Jean-Christophe Lièvre, 35 ans, comparaît depuis hier devant les assises. En août 2003, il avait sauvagement tué un Nancéien de 22 ans à Blainville-sur-l'Eau avant de se débarrasser de son corps coupé en deux dans la Mortagne.

« C'est pas des délires. C'est la réalité. Ils ont réussi à m'empoisonner (... ) Ils m'avaient menacé parce que je ne voulais pas servir de cobaye pour le vaccin contre le sida ». Jean-Christophe Lièvre s'empare de la parole pour la première fois, entame une longue tirade insensée. Longiligne, en sweat à capuche kaki, le trentenaire à l'allure juvénile, s'inscrit en faux contre les précédentes déclarations d'un enquêteur de personnalité, venu témoigner de sa propension à « divaguer ». De ses théories sur un vaste complot orchestré par la mafia, les francs-maçons ou d'autres forces obscures qui veulent attenter à sa vie.
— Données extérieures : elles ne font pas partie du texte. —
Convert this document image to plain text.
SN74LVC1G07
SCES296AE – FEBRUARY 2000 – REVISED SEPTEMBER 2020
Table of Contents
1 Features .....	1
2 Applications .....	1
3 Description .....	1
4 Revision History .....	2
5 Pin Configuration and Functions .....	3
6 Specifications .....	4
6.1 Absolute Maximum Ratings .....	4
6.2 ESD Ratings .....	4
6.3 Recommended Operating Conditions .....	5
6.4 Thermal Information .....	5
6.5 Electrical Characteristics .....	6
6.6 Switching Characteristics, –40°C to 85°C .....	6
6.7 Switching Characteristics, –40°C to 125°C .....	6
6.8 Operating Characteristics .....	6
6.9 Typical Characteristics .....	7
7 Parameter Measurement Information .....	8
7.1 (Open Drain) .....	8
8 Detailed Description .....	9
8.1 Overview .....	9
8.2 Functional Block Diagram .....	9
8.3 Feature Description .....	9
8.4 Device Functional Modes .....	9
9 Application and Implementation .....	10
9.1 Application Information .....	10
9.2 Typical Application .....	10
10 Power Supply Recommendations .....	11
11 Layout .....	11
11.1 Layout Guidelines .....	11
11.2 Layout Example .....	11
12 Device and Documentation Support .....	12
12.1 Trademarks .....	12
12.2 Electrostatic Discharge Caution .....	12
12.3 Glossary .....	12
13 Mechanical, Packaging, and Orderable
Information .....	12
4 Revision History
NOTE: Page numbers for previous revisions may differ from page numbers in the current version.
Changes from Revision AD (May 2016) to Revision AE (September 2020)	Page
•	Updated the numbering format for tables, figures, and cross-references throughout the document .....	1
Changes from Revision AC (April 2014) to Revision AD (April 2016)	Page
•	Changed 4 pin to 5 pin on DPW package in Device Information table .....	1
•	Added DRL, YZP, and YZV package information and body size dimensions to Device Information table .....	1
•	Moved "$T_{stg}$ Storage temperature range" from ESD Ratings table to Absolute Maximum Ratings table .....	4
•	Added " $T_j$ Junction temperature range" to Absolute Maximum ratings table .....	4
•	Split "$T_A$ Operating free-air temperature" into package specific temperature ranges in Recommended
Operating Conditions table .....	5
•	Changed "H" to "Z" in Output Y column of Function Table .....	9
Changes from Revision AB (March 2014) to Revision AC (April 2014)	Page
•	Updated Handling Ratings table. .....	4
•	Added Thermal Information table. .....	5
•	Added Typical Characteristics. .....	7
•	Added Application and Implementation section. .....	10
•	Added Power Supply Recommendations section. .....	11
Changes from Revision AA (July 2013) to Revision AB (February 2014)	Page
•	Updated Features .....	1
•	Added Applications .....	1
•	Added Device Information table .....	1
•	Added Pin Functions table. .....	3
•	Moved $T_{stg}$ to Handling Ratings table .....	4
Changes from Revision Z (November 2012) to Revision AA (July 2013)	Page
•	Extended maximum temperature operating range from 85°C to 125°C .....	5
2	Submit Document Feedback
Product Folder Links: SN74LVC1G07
Tel ce dentiste qui lui a posé un micro dans la dent, ou ces insectes chargés de le surveiller ( ? ).

L'accusé, 35 ans, la plupart du temps bouche ouverte et regard halluciné, comme abruti par le puissant neuroleptique dont il est gavé, tente de reprendre ses esprits, oppose qu'en 1999 déjà, il a été mis « sous hypnose » par de sombres compagnons dans le but de lui « faire faire des choses ».

Tendance schizoïde mais pas schizophrène

« Jean-Christophe Lièvre n'est ni manipulateur ni calculateur. Plongé dans un abîme dépressif profond, il est engagé dans une lutte mortifère pour trouver son identité », explique le Dr Bocquel, expert psychiatre.
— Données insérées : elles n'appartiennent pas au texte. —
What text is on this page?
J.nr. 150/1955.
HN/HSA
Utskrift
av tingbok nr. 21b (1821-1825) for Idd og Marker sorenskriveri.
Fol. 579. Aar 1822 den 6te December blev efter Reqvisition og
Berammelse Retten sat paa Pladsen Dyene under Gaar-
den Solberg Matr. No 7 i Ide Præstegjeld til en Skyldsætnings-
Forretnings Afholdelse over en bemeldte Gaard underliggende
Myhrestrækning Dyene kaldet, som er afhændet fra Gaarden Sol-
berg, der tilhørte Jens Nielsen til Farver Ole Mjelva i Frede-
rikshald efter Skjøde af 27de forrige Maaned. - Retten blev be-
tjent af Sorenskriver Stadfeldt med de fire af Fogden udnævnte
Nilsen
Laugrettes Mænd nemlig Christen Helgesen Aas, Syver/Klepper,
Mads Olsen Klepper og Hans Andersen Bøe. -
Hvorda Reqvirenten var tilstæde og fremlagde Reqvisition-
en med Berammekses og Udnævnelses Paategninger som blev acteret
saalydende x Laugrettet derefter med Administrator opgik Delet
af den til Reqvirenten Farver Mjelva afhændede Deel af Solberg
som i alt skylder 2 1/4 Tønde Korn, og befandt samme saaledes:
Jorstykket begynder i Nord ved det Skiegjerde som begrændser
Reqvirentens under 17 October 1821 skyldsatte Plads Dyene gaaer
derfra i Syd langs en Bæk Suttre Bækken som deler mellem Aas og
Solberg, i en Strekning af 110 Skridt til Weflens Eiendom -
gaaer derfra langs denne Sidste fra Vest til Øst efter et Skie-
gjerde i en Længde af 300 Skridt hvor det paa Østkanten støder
L'avocate de la défense, Me Armelle Kolb, opine du chef. Mal à l'aise avec son homosexualité, « comme une machine à produire de l'angoisse, il a développé un comportement psychotique persécutif de type paranoïaque qui peut aller jusqu'au délire », ajoute le praticien tout en réfutant une schizophrénie au sens médical du terme. Un état encore aggravé en 2002 à la découverte de sa séropositivité. Et par la prise ponctuelle mais massive de stupéfiants et d'alcool.

« Le cas échéant, j'ai le sentiment qu'il ne serait pas passé à l'acte », avance encore le spécialiste en concédant une altération du discernement au moment des faits. « Fondamentalement, il n'est pas agressif ».
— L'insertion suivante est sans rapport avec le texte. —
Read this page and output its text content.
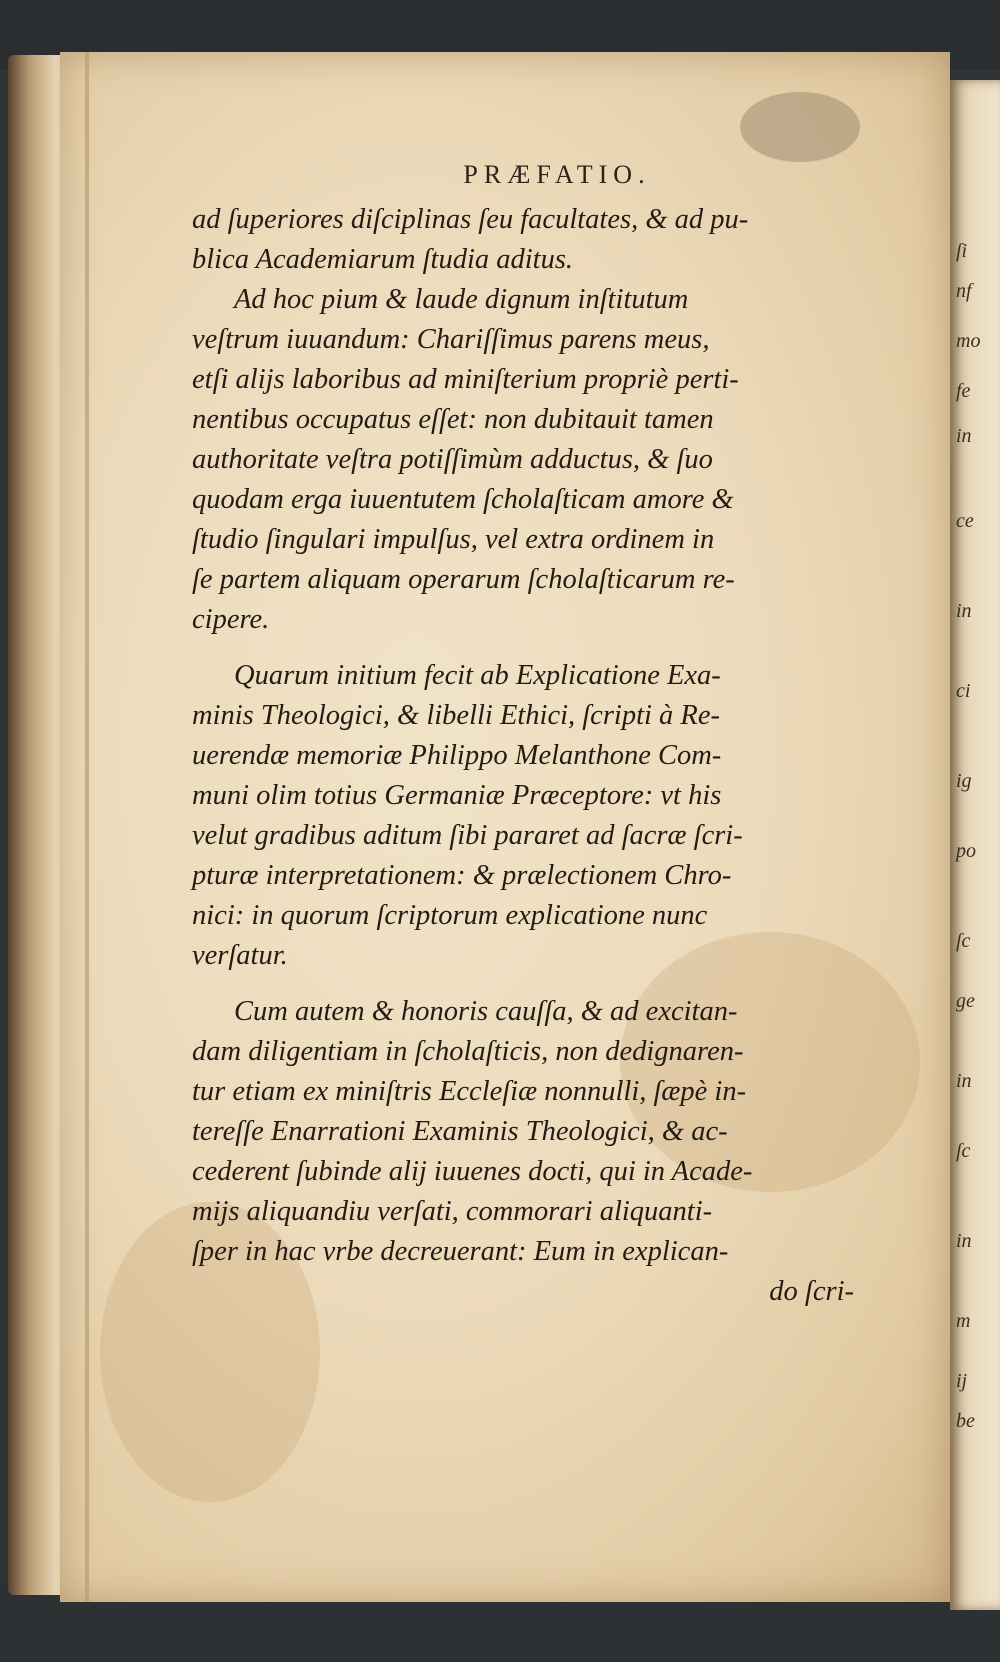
ſi
nf
mo
fe
in
ce
in
ci
ig
po
ſc
ge
in
ſc
in
m
ij
be
PRÆFATIO.
ad ſuperiores diſciplinas ſeu facultates, & ad pu-
blica Academiarum ſtudia aditus.
Ad hoc pium & laude dignum inſtitutum
veſtrum iuuandum: Chariſſimus parens meus,
etſi alijs laboribus ad miniſterium propriè perti-
nentibus occupatus eſſet: non dubitauit tamen
authoritate veſtra potiſſimùm adductus, & ſuo
quodam erga iuuentutem ſcholaſticam amore &
ſtudio ſingulari impulſus, vel extra ordinem in
ſe partem aliquam operarum ſcholaſticarum re-
cipere.
Quarum initium fecit ab Explicatione Exa-
minis Theologici, & libelli Ethici, ſcripti à Re-
uerendæ memoriæ Philippo Melanthone Com-
muni olim totius Germaniæ Præceptore: vt his
velut gradibus aditum ſibi pararet ad ſacræ ſcri-
pturæ interpretationem: & prælectionem Chro-
nici: in quorum ſcriptorum explicatione nunc
verſatur.
Cum autem & honoris cauſſa, & ad excitan-
dam diligentiam in ſcholaſticis, non dedignaren-
tur etiam ex miniſtris Eccleſiæ nonnulli, ſæpè in-
tereſſe Enarrationi Examinis Theologici, & ac-
cederent ſubinde alij iuuenes docti, qui in Acade-
mijs aliquandiu verſati, commorari aliquanti-
ſper in hac vrbe decreuerant: Eum in explican-
do ſcri-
Pourtant, le 14 août 2003 à son domicile de Blainville-sur-l'Eau, pour un motif nébuleux, il tue sauvagement PierrickLecointre, 22 ans, avant de se débarrasser de son corps, qu'il a pris de soin de couper en deux, dans la Mortagne.

« Entraîné dans ma chute »



« Vraisemblablement convaincu que sa victime lui voulait du mal », éclaire le psychiatre. « Il n'est pas dans un système logique de pensées », appuie un expert psychologue. Jean-Christophe Lièvre s'est acharné. Le docteur Taneur, médecin légiste, décrit les traces de strangulation présentes sur le cou de la victime, de l'enfoncement de la boîte crânienne provoqué par un objet contondant (en l'occurrence, un accoudoir de canapé).

Les photos de la scène du crime et des sacs découverts le 18 août 2003 par des adolescents à Moyen, circulent parmi les jurés, et la partie civile, très digne tout au long de cette première journée de débats, s'écroule.

La mère de PierrickLecointre ne peut étouffer ses sanglots. Son plus jeune fils tente, lui, de faire face. Leur avocat, Me Berna, les réconfortent. « J'ai commis un acte horrible, mais je ne suis pas un horrible criminel. Je ne trouve pas les mots pour demander pardon à la famille », lâche Jean-Christophe Lièvre. Et de « couvrir » aussi son ami, Daniel Prevost, 47 ans, à ses côtés dans le box, pour le délit connexe de recel de cadavre. C'est lui qui l'a aidé à effacer les traces de son geste. A jeter les restes de la victime dans l'eau. « Je l'ai entraîné dans ma chute. Mais il n'a rien fait ».

Les débats, présidés par Jean-Michel Perrin, reprendront lundi.